DAVID MCNEW / GETTY IMAGES

For many Christians—like these protesters outside a 2002 biotech conference on stem cells and regenerative medicine—their opposition to embryonic stem cell research is based on the belief that “personhood” begins at conception.

Last October, officials at Geron Corp. of Menlo Park, Calif., announced they had treated the first human patient in the U.S.—a 21-year-old with a spinal cord injury—with embryonic stem cells. Timothy Atchison has told the Washington Post he believes his opportunity to pioneer embryonic stem cell therapy is part of God’s plan for his life. While it will be months yet before doctors know the outcome of Atchison’s stem cell infusion, they hope results will mimic those they’ve experienced with injured rats that, after being treated similarly, regained the ability to walk.

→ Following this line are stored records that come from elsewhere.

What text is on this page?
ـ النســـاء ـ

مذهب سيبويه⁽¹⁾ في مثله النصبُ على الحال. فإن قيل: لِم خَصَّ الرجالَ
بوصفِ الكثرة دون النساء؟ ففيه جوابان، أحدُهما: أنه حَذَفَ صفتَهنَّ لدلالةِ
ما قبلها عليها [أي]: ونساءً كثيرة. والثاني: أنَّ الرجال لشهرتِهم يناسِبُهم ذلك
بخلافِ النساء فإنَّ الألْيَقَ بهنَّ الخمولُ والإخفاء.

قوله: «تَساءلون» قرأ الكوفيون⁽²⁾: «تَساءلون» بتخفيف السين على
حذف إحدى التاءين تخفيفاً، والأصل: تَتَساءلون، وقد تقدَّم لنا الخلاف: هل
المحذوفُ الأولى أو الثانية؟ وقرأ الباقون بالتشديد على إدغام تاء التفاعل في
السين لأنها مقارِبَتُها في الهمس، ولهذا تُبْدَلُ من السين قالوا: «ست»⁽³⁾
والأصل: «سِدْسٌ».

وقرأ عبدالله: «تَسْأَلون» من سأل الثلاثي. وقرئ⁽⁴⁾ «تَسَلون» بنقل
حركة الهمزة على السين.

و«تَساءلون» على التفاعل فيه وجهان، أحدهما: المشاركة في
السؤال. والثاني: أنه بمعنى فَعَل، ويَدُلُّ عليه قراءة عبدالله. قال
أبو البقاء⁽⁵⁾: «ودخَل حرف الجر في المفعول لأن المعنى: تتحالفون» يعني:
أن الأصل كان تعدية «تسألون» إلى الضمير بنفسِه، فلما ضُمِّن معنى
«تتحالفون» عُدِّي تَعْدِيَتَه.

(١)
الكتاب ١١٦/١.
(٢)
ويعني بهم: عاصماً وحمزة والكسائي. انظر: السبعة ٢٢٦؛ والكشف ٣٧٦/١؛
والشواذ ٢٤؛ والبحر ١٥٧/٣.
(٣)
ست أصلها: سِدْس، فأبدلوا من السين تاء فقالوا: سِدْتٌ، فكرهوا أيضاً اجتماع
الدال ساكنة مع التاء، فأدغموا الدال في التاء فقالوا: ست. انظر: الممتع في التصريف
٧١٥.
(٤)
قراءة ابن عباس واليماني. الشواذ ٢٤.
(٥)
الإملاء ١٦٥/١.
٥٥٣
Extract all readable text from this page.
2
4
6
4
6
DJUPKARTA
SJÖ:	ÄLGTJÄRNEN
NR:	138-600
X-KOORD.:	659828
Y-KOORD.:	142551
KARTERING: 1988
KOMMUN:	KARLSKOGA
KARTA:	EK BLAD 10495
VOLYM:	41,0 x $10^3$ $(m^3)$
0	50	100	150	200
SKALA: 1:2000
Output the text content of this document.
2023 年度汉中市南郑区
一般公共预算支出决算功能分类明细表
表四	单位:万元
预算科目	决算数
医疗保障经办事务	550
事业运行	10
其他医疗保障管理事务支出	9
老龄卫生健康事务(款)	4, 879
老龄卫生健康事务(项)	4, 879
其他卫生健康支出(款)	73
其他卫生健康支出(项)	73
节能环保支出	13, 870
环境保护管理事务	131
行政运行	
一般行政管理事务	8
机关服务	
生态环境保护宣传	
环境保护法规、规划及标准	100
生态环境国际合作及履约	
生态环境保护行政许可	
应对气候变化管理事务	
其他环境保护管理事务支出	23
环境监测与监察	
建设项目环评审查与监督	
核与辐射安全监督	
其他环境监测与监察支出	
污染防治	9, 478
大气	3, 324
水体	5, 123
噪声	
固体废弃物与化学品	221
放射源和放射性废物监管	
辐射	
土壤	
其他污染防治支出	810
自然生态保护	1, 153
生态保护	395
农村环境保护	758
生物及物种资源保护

When considering the ethical treatment of unused embryos, the late Joseph Fletcher, an Episcopal priest and ethicist said, “In all cases, we need to ask, ‘What is the most loving thing to do?’”

This, of course, raises the question: What is the most loving thing to do? Frozen suspension? A kind of dignified death by being discarded? Continued existence as something life-giving but less than a person?

In his Perspectives essay, Mathonnet-Vander Well writes, “I don’t purport to know when [personhood] begins. [But] I am concerned that the use of ES cells is part of a process that leads … to a subtle devaluation and depersonalization of human [life].”

On the other hand, he says, “We need to acknowledge that those who are excited about the prospects for stem cell research are tapping into something that’s deeply Christian. If healing and concern for bodies isn’t rooted in Jesus’ ministry, what is?”

Christ did, after all, help the lame to walk again.